National Multifamily Report – April 2024
The average multifamily rent rose 0.7 percent year-over-year through April, or $6 to $1,725, just $2 short of the all-time high set last summer.
At the start of the second quarter, the U.S. multifamily market showed good progress, with the average asking rent trending up for the second consecutive month, according to the latest Yardi Matrix survey of 140 markets. The rate rose 0.7 percent year-over-year in April, a $6 gain to $1,725, up $12 year-to-date and just $2 off the all-time high set last summer. National occupancy remained at 94.5 percent in March, a rate held since the beginning of the year. Meanwhile, the single-family rental segment also posted its second consecutive strong month this year, with rents up 1.3 percent year-over-year, or $9 to $2,154 in April.

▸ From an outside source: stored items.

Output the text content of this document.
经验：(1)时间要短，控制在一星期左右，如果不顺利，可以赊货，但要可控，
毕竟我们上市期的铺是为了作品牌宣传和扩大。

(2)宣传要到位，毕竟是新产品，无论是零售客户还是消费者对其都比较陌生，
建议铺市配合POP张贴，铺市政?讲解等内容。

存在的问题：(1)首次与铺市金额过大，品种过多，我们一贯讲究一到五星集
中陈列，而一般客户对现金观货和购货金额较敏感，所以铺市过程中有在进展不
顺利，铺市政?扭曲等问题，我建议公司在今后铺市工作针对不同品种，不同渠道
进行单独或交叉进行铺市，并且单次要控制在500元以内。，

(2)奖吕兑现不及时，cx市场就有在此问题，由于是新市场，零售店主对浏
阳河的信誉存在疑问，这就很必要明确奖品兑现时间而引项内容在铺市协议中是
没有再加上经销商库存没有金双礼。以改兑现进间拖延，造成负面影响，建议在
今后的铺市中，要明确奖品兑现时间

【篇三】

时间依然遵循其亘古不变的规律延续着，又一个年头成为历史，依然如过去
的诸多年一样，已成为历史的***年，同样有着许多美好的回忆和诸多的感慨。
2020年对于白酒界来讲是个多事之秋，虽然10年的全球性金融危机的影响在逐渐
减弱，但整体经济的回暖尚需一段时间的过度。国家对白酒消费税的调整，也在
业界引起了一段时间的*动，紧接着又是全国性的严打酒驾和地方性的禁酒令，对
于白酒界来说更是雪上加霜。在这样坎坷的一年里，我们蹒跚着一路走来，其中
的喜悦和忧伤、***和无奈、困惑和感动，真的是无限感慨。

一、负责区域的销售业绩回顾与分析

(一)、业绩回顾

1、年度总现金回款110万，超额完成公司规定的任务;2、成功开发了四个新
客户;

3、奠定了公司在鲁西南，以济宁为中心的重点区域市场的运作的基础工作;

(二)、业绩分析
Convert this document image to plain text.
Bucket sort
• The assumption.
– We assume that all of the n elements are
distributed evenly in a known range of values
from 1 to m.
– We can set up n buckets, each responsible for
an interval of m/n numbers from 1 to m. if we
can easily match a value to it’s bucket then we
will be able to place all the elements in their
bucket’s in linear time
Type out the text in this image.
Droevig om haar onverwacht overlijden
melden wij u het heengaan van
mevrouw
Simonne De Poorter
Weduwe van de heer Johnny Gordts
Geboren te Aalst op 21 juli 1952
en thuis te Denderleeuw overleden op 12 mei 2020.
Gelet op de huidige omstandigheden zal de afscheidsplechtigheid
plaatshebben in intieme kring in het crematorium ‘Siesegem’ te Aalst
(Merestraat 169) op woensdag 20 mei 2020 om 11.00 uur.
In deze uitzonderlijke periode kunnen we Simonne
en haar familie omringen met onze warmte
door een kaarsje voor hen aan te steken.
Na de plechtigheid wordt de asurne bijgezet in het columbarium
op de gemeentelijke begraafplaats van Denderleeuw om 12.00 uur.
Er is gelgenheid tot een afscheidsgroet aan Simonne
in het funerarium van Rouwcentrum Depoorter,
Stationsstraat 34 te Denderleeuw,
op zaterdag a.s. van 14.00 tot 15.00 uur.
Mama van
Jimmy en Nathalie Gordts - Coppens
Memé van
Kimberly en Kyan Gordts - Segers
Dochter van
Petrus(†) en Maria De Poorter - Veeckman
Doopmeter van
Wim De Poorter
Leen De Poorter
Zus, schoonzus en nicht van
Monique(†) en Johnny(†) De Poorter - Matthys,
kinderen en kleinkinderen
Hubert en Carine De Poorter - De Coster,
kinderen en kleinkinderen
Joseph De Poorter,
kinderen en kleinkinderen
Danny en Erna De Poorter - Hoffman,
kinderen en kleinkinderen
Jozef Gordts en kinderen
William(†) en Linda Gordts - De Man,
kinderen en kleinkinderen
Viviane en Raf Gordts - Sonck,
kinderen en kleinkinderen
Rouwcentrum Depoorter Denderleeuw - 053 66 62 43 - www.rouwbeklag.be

Markets in the Northeast and Midwest continued to post the highest rent increases, led by New York City (4.6 percent year-over-year), Columbus (3.8 percent), New Jersey (3.5 percent), and Chicago and Kansas City (both 2.9 percent). Rent contractions of 3.0 percent or more year-over-year were registered only in Austin (-6.5 percent) and Atlanta (-3.4 percent) among Matrix’s top 30 markets. By asset class, Lifestyle rent was negative (-0.6 percent) and RBN positive (1.9 percent). Occupancy dropped in 28 of the top 30 markets and slipped below 93 percent in four markets: Atlanta (92.4 percent), Houston (92.6 percent), Las Vegas (92.7 percent) and Austin (92.8 percent).
On a monthly basis, rents rose 0.3 percent across asset classes. Boston (1.1 percent), Detroit (0.9 percent) and Philadelphia (0.8 percent) led in monthly rent gains. The largest declines were recorded in Austin, Tampa and Raleigh (each down 0.3 percent). New Jersey led in Lifestyle rent growth and Nashville in RBN, each up 1.2 percent. Austin still struggled (-0.2 percent in Lifestyle and -0.4 percent in RBN), as well as Raleigh (-0.1 percent in Lifestyle and -0.8 percent in RBN).
Markets with tepid rent growth post high absorption
Demand for apartments is sustained by high levels of household formation, which is aided by strong job market, immigration and ongoing migration to the South and West. Absorption is below 2021’s peak level (620,000 units), but the 72,800 units absorbed in the first quarter set the stage for a solid year that might surpass 2022 and 2023. Q1 demand was highest in the Southwest (18,000 units) and secondary metros (47,100 units).
Renewal rent growth rose 4.4 in March, up 80 basis points from February. The rate remained below 5.0 percent since October and was 660 basis points lower than the peak in August 2022. The highest renewal rent growth rates were in Columbus (10.0 percent), Kansas City (9.4 percent) and Miami (7.7 percent). Three metros posted negative renewal rent growth—San Francisco (-0.6 percent), Austin (-1.4 percent) and Los Angeles (-15.4 percent). Meanwhile, the national lease renewal rate averaged 65.8 percent in March. The highest rate was in New Jersey (83.8 percent) and the lowest in Los Angeles (56.1 percent).
The average rent in the single-family build-to-rent segment rose 1.3 percent year-over-year through April, or $9 to $2,154, 10 basis points above the previous month. National SFR occupancy stood at 95.4 percent in March, higher in RBN (96.6 percent) than in Lifestyle (95.0 percent).